Disadvantages of NdFeB magnets:

• They are prone to breaking when subjected to a heavy impact. If the magnets are exposed to mechanical hits, they should be placed in a protective case. The steel housing, in the form of a holder, protects the magnet from cracks and additionally increases its overall resistance,
• Magnets lose field strength when exposed to temperatures exceeding 80°C. In most cases, this leads to irreversible power drop (influenced by the magnet’s dimensions). To address this, we provide [AH] models with superior thermal resistance, able to operate even at 230°C or more,
• Due to corrosion risk in humid conditions, it is common to use sealed magnets made of rubber for outdoor use,
• The use of a protective casing or external holder is recommended, since machining internal cuts in neodymium magnets is difficult,
• Possible threat linked to microscopic shards may arise, in case of ingestion, which is crucial in the health of young users. Additionally, small elements from these magnets can complicate medical imaging if inside the body,
• Due to a complex production process, their cost is above average,

Breakaway strength of the magnet in ideal conditions – what affects it?

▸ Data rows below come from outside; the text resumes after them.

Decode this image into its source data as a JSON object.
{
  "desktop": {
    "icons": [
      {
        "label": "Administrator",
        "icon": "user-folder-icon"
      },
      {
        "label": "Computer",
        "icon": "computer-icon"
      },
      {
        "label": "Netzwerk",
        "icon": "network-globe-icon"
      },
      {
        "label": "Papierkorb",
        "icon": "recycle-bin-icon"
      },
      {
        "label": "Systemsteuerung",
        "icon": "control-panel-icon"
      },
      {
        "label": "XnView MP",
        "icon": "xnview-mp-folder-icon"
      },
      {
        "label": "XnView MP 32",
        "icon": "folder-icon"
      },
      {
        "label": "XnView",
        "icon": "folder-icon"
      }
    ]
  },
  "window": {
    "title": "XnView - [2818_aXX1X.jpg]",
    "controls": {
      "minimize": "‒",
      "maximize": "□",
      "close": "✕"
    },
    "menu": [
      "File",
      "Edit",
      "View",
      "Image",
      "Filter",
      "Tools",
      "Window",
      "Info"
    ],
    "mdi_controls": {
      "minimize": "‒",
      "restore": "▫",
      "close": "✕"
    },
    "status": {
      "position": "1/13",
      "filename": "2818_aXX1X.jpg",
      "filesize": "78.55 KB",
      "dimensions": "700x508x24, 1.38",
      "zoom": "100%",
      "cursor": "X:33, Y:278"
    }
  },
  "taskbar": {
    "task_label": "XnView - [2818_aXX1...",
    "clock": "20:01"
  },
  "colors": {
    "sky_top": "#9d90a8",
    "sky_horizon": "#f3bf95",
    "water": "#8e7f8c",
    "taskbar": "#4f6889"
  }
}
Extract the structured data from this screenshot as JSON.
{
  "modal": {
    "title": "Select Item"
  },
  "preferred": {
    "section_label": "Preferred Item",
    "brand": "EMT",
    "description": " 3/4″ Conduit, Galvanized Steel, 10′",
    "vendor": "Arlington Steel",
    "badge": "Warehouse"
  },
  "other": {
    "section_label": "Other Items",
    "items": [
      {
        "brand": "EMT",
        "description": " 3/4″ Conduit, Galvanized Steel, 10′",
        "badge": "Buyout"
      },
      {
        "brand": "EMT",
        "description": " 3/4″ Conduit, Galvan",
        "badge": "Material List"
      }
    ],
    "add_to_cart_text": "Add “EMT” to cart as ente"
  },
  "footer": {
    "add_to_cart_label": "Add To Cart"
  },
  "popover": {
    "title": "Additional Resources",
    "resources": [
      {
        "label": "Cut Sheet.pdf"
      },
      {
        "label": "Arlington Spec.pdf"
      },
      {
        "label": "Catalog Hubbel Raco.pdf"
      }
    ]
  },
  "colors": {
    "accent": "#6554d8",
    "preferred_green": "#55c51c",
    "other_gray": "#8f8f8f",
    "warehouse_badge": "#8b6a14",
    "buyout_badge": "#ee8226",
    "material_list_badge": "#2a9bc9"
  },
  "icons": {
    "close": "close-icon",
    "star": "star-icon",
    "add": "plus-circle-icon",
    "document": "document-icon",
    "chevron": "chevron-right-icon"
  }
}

The given strength of the magnet corresponds to the optimal strength, calculated in the best circumstances, that is:

• with the use of low-carbon steel plate serving as a magnetic yoke
• of a thickness of at least 10 mm
• with a refined outer layer
• with zero air gap
• with vertical force applied
• at room temperature

Magnet lifting force in use – key factors

Practical lifting force is dependent on factors, by priority:

• Air gap between the magnet and the plate, because even a very small distance (e.g. 0.5 mm) causes a drop in lifting force of up to 50%.
• Direction of applied force, because the maximum lifting capacity is achieved under perpendicular application. The force required to slide the magnet along the plate is usually several times lower.
• Thickness of the plate, as a plate that is too thin causes part of the magnetic flux not to be used and to remain wasted in the air.
• Material of the plate, because higher carbon content lowers holding force, while higher iron content increases it. The best choice is steel with high magnetic permeability and high saturation induction.
• Surface of the plate, because the more smooth and polished it is, the better the contact and consequently the greater the magnetic saturation.
• Operating temperature, since all permanent magnets have a negative temperature coefficient. This means that at high temperatures they are weaker, while at sub-zero temperatures they become slightly stronger.

* Lifting capacity was determined with the use of a polished steel plate of optimal thickness (min. 20 mm), under perpendicular pulling force, however under attempts to slide the magnet the holding force is lower. Moreover, even a small distance {between} the magnet and the plate decreases the load capacity.